Le Mat du tarot de Vieville (1640) a des ailes à la place des yeux, il n'a d'yeux que pour Elle et El pour seul dieu. Il porte sabot de cabaliste en retour de croisade, et ce fut croisade intérieure. Il a perdu la tête, sa marotte le souligne, justement, comme Saint Jacques de Compostelle qui fut décapité. Saint Jacques qui se confond souvent avec saint Roch (la sainte-pierre) dans l'iconographie médiévale, est souvent, comme ici, accompagné d'un chien (en trompe l'oeil). Saint Jacques a en effet beaucoup d'affinités avec les pierres puisque son cadavre posé sur un rocher rendit celui-ci comme de la cire et servit de mausolée à ce saint dissolvant que les frères appellent mercure ou fou. L'étrange « dévorant » qui l'accompagne, au corps couleur de mercure et à la tête d'or lui est indissociable. Le Dictionnaire mytho-hermétique de Dom Pernety nous donne aussi cette définition du compagnon : « mercure animé de son soufre ».
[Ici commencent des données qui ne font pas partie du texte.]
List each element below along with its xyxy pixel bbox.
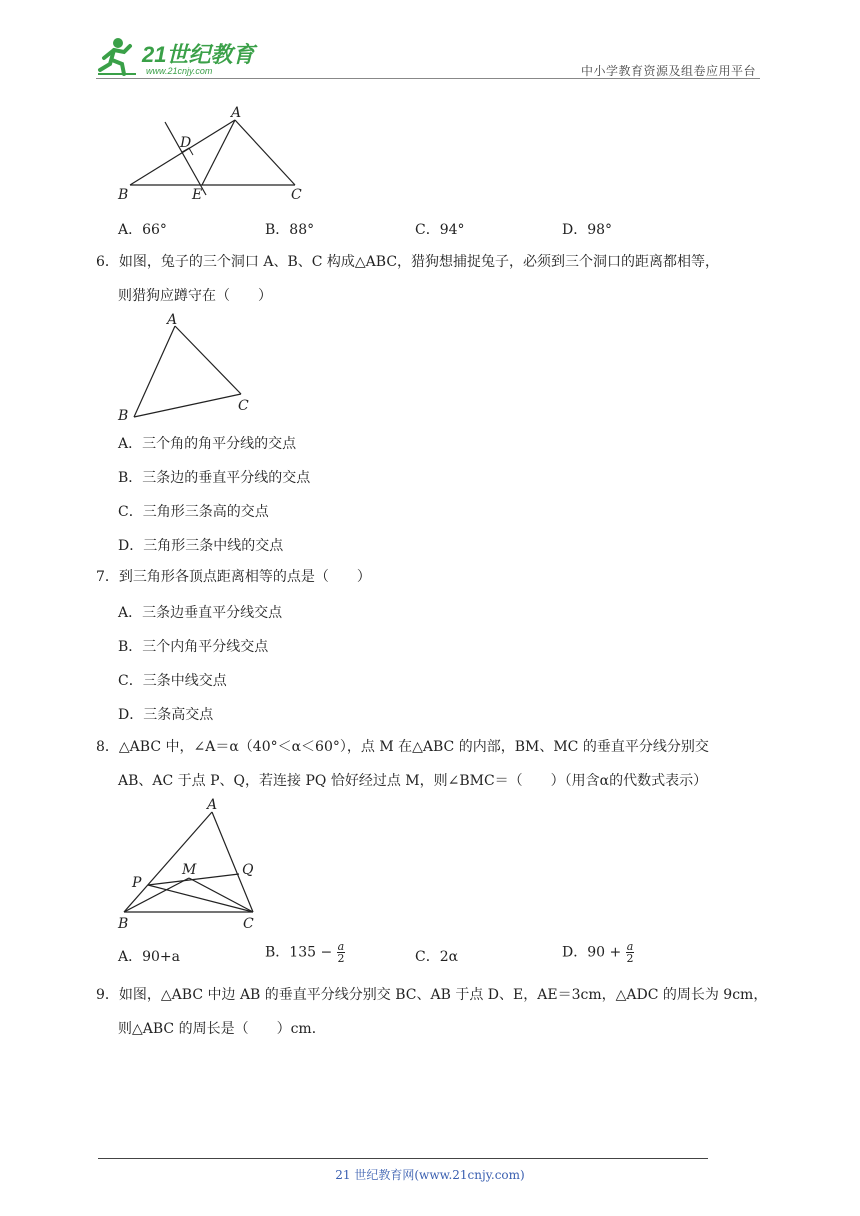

Tout ce que touche le bâton de vie est transformé d'or, et ce bâton est règle pour d'autres compagnons… car il y eut un Maître Jacques patron des tailleurs de pierre, les dévorants ou dévoirants Compagnons du devoir. Sa marotte de Fou (pour ce monde), à ce niveau de lecture peut-être associée à la canne compagnonnique qui se portait sur l'épaule pour soutenir le baluchon appelé « malle à quatre nœuds ». Selon la légende, Maître Jacques participa à la construction du temple de Salomon et devait son nom à la colonne Jakin. Il naquit dans un village des Pyrénées nommé Carte et mourut à la SAINTe BEAUME … !
Notre Mat est blessé à la cuisse comme le roi du Graal, dont les douleurs redoublent pendant l'exaltation de Saturne. Sans la « reconnaissance » de la coupe et de la lance en nous (regardons la pique que tient le roi de Bâtons), la terre de l'esprit est « gaste ». Enel dit que « la constellation de la Cuisse représente la constellation de la Grande Ourse par laquelle on trouvait sur le ciel l'Etoile polaire, seul point immobile autour duquel se produit le mouvement des astres. La Cuisse était aussi considérée comme le principe mâle, la force virile ou positive […] Or, le « chef de la Cuisse » est Tem, « l'âme des âmes, l'architecte divin, le créateur des étoiles », donc celui qui émet l'impulsion créatrice du Bélier et la dirige vers le principe de l'équilibre, la Balance, en coopération avec lequel seront engendrés les oeuvres, le fruit, le fils ou soleil enfant. »
Dans d'autres anciens jeux, il y a une seule carte sans numéro et une seule sans nom, la mort innommable et le Mat innombrable, qu'il est tentant de juxtaposer, la faux de la mort et le bâton du Mat ayant le même angle d'inclinaison, signe de mort et de résurrection. Mat signifie mort en persan : shah mat, le roi est mort. Le Mat est quintessence du feu de vie. Par son bâton de soufre rouge la nature est parfaite, ce qui expliquerait le mythe d'un saint Jacques matamore, qui par sa seule apparition mit en déroute ces mores dévastateurs et rendit à la terre « sacrée » d'Espagne sa fonction fécondante.